What is EMDR?
EMDR – Eye Movement Desensitisation and Reprocessing
EMDR has been developed since 1987 and was first introduced by Francine Shapiro an American psychotherapist. EMDR is now recognised as one of the most successful, effective and intensively-researched way of managing the after effects of trauma.
EMDR is a set of standardised stages that can work with “Big T” traumas like road accidents, bomb attacks, assaults and also “little t” traumas that can build up over time that can often come from childhood experiences and general living.
How does EMDR work?
When experiencing a traumatic event the overwhelming emotions around at that time can interfere with the brain’s ability to process the experience and the experience becomes “frozen in time”. Remembering the event can cause the person to feel as if they are back in the event re-experiencing it all over again. This experience can therefore have an impact every day in the person’s ability to get on with life. It can affect how they see themselves, how they see the world around them and how they relate to others.

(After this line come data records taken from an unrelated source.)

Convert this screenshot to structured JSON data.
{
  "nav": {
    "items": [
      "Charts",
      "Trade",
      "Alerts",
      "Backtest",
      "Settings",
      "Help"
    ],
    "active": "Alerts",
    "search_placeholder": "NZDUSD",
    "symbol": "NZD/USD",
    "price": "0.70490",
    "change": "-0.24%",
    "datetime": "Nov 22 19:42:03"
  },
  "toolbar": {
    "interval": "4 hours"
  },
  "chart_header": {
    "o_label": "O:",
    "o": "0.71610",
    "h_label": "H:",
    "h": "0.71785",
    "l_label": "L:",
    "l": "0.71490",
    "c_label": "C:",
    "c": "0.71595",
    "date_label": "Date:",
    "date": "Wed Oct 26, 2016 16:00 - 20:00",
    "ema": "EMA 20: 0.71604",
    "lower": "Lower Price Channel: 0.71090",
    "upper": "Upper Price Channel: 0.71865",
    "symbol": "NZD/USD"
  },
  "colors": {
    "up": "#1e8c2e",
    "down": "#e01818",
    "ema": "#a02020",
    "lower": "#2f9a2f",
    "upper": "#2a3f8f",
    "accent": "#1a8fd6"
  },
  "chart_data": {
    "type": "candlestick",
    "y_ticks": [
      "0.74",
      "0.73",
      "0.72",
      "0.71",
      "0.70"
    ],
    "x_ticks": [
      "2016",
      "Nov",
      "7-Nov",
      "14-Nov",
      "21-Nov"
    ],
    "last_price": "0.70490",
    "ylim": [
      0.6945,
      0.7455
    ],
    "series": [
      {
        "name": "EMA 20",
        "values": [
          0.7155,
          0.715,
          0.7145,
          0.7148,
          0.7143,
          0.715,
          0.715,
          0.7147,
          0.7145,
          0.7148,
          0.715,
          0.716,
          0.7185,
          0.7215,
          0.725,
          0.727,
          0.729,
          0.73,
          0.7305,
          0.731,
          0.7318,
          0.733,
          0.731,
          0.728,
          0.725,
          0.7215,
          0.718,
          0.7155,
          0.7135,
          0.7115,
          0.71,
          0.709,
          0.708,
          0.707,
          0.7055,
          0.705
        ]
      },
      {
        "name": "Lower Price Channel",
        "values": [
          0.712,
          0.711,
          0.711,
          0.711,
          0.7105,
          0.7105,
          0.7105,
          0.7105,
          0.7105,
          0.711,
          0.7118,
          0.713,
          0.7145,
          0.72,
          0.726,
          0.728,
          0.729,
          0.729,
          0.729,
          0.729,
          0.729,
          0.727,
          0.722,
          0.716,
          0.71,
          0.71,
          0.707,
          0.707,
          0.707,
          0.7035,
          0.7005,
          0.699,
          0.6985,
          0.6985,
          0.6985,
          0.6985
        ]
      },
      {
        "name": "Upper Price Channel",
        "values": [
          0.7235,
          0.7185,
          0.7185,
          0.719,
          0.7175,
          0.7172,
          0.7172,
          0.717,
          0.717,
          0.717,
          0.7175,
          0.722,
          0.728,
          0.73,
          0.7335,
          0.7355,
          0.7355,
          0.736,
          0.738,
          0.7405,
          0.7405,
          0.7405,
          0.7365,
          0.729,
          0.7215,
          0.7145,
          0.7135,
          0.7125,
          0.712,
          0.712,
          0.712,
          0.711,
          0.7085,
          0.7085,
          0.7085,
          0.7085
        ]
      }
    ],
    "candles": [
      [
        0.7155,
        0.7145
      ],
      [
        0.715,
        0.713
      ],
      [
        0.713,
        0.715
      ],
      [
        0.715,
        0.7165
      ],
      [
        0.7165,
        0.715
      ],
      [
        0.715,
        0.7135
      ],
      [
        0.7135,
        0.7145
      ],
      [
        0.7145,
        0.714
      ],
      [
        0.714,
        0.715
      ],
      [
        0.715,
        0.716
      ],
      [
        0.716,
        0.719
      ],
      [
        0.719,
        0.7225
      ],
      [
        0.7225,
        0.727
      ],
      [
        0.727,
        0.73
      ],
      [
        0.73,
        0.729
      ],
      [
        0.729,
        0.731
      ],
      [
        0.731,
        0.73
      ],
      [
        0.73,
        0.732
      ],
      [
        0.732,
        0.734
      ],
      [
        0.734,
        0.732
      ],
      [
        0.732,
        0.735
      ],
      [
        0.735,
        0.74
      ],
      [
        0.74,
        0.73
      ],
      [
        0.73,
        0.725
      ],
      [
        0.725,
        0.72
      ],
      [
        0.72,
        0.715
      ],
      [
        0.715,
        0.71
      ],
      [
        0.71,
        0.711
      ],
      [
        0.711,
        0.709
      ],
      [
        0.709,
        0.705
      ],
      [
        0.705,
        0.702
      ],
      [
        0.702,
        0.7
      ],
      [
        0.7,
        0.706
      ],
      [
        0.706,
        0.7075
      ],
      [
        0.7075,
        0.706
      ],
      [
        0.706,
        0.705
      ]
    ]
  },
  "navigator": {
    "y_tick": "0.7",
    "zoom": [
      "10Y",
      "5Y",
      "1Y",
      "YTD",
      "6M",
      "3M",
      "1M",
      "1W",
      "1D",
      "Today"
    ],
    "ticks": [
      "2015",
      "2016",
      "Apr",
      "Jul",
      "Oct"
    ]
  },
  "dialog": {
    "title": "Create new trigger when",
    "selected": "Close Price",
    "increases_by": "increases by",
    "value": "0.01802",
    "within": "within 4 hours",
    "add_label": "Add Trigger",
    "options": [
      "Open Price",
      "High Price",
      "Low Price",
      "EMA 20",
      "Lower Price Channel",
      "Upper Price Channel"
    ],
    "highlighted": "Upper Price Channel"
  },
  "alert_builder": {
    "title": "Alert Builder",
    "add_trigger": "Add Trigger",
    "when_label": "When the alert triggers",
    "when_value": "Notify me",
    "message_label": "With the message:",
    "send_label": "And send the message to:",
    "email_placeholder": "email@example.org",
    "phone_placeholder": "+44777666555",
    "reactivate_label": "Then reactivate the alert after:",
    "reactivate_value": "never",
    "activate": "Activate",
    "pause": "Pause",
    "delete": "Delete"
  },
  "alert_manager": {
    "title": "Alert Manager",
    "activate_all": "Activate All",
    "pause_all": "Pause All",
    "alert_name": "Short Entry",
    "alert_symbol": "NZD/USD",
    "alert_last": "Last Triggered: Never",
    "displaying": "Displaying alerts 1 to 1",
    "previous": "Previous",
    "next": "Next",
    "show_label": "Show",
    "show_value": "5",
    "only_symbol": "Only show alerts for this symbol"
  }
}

EMDR works by using bi-lateral stimulation which is very similar to the REM (Rapid Eye Movement) stage of sleep. EMDR stimulates the left and right hand sides of the brain by having your eyes follow moving fingers or through tapping to enable the experience to be reframed and moved across from the right side, which is often the feeling side of our brain, to the left side which is more related to logic/reasoning.
It allows the negative emotional charge which has become frozen to be released and processed, enabling the person to have a different perspective on the event in a less distressing way.
What does a session involve?
During the course of EMDR, I will work with you to identify specific issues and these will be the focus of the work. You will then be asked to think, or talk, about the memories, triggers and painful emotions whilst simultaneously focusing on moving fingers or tapping. You will be asked just to notice whatever comes to mind without making any effort to control or change what is experienced.
The sets of eye movements will continue until the memory has become less disturbing and becomes associated with more positive beliefs about yourself.
How long does it take?
One or more sessions are needed to assess the presenting issues and to understand the nature of the trauma and whether EMDR is the most appropriate treatment. It allows time for you, the client, to ask any questions and to be given a full understanding of how it works and what will happen in the sessions.